Santé / Société

Comment gérer un monde de centenaires? Les leçons du Japon

Temps de lecture : 2 min

Études, puis travail, puis retraite: il faudrait s'éloigner de ce modèle.

Des vieilles dames de Miyagi, Japon | Mr Hicks46 via Flickr CC License by
Des vieilles dames de Miyagi, Japon | Mr Hicks46 via Flickr CC License by

Alors que nous n'avons toujours pas découvert de fontaine de jouvence, les théories et études sur les secrets de la longévité s'empilent. Pour vivre longtemps, faut-il avoir une consommation régulière de bière, le bon régime alimentaire, faire de l'exercice, avoir une vie saine, un patrimoine génétique extraordinaire? Tout cela en même temps?

Si l'on ne parvient pas à mettre le doigt sur une quelconque recette miracle, les centenaires continuent de se multiplier, particulièrement au Japon qui en a le taux le plus élevé au monde. En 2017, le ministère de la Santé japonais en comptabilisait 67.824 contre 153 en 1965, demandant au gouvernement tout entier de s'adapter à cette nouvelle situation.
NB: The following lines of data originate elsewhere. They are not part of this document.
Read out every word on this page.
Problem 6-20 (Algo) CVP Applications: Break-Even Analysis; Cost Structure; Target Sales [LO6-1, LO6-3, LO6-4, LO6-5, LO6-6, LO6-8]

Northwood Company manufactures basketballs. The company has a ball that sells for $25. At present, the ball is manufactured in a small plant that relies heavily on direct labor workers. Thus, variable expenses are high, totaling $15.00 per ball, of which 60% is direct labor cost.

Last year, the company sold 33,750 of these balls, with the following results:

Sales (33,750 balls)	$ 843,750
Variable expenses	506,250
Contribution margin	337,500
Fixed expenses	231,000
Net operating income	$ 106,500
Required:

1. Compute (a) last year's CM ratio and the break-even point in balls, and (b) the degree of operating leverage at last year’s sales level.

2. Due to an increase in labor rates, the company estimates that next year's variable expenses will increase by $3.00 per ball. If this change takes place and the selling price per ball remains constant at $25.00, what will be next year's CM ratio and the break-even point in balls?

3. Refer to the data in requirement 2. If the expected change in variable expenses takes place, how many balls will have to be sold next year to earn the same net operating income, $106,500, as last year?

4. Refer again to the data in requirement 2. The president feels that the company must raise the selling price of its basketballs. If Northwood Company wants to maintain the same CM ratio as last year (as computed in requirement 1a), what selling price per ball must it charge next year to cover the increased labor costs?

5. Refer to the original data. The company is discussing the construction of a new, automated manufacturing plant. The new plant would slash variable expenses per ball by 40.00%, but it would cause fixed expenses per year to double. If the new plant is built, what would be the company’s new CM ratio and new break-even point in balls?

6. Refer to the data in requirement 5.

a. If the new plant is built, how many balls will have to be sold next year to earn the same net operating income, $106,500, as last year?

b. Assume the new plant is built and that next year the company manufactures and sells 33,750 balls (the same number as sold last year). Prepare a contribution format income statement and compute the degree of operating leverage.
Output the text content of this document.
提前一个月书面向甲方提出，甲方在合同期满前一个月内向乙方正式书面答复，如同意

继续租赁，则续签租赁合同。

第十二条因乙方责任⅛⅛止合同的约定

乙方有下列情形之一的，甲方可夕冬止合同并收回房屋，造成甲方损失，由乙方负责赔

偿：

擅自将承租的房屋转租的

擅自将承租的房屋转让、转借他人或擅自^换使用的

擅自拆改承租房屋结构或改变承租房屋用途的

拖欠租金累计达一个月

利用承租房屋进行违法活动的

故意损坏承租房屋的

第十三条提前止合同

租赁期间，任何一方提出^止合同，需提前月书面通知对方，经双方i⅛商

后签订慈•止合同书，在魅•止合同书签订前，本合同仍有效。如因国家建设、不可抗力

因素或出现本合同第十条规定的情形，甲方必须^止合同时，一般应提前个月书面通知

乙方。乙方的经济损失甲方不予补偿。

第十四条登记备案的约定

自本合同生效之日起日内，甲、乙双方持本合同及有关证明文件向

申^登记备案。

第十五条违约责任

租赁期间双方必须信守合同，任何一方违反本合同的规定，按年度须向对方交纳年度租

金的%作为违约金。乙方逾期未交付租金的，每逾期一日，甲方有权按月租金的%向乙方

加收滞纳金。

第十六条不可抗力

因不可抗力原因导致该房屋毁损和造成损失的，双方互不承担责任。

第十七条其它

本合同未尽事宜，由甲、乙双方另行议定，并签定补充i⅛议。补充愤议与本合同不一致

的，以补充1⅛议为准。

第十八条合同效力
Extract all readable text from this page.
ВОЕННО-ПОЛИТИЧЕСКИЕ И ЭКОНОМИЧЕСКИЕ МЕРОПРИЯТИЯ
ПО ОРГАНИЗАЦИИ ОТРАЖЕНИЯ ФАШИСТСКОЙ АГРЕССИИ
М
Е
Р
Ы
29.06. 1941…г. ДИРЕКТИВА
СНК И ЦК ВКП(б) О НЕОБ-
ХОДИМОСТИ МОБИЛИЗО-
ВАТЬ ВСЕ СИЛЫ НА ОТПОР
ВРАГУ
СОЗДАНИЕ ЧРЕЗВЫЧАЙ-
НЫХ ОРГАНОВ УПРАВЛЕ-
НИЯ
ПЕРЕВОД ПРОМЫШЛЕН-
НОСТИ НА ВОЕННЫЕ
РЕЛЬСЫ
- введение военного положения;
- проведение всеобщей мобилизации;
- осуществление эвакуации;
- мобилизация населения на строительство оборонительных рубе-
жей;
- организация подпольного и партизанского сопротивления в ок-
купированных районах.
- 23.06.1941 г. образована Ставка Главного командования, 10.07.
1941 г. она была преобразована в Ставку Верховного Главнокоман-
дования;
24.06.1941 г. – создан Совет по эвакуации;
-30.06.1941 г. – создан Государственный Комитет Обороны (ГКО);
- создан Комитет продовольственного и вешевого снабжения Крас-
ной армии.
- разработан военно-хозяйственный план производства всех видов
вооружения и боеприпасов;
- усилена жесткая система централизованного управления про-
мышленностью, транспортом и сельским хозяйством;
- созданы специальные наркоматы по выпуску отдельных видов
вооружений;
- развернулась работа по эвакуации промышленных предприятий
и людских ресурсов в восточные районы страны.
En septembre 2017, le Premier ministre a organisé la première réunion du Conseil pour concevoir une société où l'on vit 100 ans. Le groupe d'experts et expertes réfléchit à la réforme de la sécurité sociale la plus adaptée, s'interroge sur la promotion de l'éducation à tout âge et les nouvelles formes de travail pour les personnes âgées. De fait, le Japon ne doit pas se soucier uniquement de ses centenaires mais aussi des ses seniors, de plus en plus nombreux et nombreuses. 27% de la population japonaise a plus de 65 ans, contre seulement 11% en 1990.

Une vie organisée différemment

Pour Lynda Gratton, autrice de The 100-Year Life: Living and Working in an Age of Longevity, (La vie de centenaire: vivre et travailler à l'ère de la longévité), les gouvernements et entreprises doivent commencer à «raconter une autre histoire», celle d'une «vie aux multiples étapes», où l'on travaille plus longtemps et dans différents domaines, mais qui comprend des années de pauses professionnelles. Les sociétés auraient donc besoin d'adapter leurs modes de vie au vieillissement des populations.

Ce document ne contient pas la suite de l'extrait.